Lome, le 6 avril 2009 - Depuis le 28 mars 2009, une délégation de lycéens, d’enseignants, de fonctionnaires, de reporters et de chercheurs Allemands séjourne au Togo pour une expédition dans le passé. Ce retour dans l’histoire coloniale allemande au Togo est organisée par l’association "Wuppertal Initiative pour la tolérance et la Démocratie". Le directeur du projet, Sebastian Goecke explique que "La nouvelle génération doit  se faire une idée de ce que leurs ancêtres cherchaient en Afrique ; ce qu’ils ont amené,  ce qu’ils  y ont trouvé.  Et ce qu’ils ont emporté et surtout  quelles étaient leurs relations avec les autochtones et  quel souvenir on doit garder de cette période coloniale  au Togo".

Il faut noter que le Togo est l’un des rares pays au monde qui regrette une colonisation. Qui préfère une colonisation a une autre. Les Togolais préfèrent donc la colonisation allemande – le moindre mal - a celle francaise – l’exploitation et l’esclavagisme pur et dur. L’écrivain togolais Kangni Alem dont le roman Les esclaves à paraître bientôt, explore un pan entier de la traite négrière dans le Dahomey et fait une analyse de cette curieuse relation entre un peuple colonisé et son colonisateur, dans un article (
LA COLONISATION ALLEMANDE AU TOGO:TRACES ET MEMOIRE (1884-1914) paru sur son blog : http://togopages.net/blog/?p=86.
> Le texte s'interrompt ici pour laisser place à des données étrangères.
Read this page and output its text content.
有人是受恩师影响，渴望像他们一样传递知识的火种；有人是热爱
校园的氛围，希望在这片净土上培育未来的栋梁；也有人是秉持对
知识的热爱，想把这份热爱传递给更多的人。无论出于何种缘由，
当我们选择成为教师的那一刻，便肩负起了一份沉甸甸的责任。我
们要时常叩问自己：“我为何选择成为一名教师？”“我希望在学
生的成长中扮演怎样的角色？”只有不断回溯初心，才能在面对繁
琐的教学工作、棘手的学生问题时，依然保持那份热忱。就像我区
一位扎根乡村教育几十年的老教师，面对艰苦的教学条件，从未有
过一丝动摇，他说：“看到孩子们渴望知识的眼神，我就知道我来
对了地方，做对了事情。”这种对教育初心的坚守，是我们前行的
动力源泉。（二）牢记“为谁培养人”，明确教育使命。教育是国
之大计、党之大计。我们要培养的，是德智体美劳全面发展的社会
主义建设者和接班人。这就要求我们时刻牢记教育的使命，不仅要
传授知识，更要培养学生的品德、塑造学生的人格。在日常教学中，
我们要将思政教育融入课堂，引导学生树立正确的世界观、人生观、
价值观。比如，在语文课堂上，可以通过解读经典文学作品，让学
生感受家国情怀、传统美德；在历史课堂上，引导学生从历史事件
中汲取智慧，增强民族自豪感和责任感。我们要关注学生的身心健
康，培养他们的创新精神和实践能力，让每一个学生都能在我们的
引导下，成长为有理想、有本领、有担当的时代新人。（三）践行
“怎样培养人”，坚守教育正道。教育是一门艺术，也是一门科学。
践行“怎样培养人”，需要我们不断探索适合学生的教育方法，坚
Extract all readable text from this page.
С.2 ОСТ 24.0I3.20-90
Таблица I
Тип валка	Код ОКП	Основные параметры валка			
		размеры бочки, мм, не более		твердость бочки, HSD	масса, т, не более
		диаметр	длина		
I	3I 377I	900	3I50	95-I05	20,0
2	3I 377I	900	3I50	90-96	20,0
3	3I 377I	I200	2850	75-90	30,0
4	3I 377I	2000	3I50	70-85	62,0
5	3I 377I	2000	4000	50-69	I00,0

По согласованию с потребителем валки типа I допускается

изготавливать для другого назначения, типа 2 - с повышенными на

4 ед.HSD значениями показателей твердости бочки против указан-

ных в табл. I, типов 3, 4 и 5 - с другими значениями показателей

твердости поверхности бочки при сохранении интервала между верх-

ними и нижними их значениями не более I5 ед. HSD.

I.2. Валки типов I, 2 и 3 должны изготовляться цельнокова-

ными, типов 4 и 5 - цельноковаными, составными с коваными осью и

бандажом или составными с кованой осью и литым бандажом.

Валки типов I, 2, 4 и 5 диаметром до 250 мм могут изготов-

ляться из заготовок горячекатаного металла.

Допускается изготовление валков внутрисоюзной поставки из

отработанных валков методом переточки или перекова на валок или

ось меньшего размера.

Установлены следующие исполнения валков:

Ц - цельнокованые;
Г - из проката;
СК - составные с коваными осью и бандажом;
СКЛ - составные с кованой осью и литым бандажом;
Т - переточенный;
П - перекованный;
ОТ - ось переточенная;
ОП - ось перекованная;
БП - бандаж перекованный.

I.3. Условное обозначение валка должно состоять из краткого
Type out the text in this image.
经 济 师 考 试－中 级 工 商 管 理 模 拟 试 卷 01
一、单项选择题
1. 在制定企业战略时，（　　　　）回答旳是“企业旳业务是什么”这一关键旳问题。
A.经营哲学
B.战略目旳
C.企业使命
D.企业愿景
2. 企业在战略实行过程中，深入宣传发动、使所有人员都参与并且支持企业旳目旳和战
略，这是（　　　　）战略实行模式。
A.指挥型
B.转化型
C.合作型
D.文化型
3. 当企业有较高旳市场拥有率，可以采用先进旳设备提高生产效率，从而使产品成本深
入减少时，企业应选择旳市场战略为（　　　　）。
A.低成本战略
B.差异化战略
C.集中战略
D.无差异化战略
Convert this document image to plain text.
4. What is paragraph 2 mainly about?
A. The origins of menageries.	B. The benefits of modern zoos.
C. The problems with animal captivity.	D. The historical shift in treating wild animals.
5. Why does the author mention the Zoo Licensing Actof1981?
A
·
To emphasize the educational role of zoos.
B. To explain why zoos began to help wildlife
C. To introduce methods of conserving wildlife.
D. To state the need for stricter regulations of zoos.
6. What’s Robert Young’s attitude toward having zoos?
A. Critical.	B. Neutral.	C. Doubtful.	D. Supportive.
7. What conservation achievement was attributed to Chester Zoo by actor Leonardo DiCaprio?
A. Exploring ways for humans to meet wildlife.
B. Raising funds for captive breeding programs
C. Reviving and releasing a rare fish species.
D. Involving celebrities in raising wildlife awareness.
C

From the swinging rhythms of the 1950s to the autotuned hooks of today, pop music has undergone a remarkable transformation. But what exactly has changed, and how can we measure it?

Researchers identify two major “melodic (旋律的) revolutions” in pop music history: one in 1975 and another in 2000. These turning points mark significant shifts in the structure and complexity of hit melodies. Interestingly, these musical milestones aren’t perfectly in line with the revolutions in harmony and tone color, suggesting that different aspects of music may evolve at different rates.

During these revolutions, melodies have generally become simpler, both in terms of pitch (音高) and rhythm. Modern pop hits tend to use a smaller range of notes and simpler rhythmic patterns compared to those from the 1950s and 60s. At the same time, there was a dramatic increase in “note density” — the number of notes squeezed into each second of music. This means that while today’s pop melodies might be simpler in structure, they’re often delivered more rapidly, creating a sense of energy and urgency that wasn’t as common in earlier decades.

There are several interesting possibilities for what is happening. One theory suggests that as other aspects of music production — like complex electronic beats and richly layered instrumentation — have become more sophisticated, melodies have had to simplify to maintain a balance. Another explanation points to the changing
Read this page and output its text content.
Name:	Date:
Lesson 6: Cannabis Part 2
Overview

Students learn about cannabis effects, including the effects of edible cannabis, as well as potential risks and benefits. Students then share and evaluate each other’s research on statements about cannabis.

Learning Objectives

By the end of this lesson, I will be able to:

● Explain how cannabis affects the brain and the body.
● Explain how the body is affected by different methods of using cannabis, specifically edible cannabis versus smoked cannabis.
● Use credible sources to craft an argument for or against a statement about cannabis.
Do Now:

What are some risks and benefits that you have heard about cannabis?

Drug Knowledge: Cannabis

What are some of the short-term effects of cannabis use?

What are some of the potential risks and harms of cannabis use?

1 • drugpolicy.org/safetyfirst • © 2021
La colonisation allemande au Togo n’a duré en tout que 30 ans, de 1884 à 1914. 30 ans d’une relation qui, plus de 125 plus tard, conserve encore l’arrière goût d’un amour interrompu, inachevé. Alors que le passage du colon Français est perçu comme une malchance, le bref séjour du colon Allemand se rumine avec regret comme une naissance manquée, comme si, en laissant les Allemands partir en 1914, le Togo avait loupé de prendre le carrefour de son véritable développement pluridimensionnel. On en parle toujours sur les airs de « si je savais » et le « temps passé ne revient plus ». 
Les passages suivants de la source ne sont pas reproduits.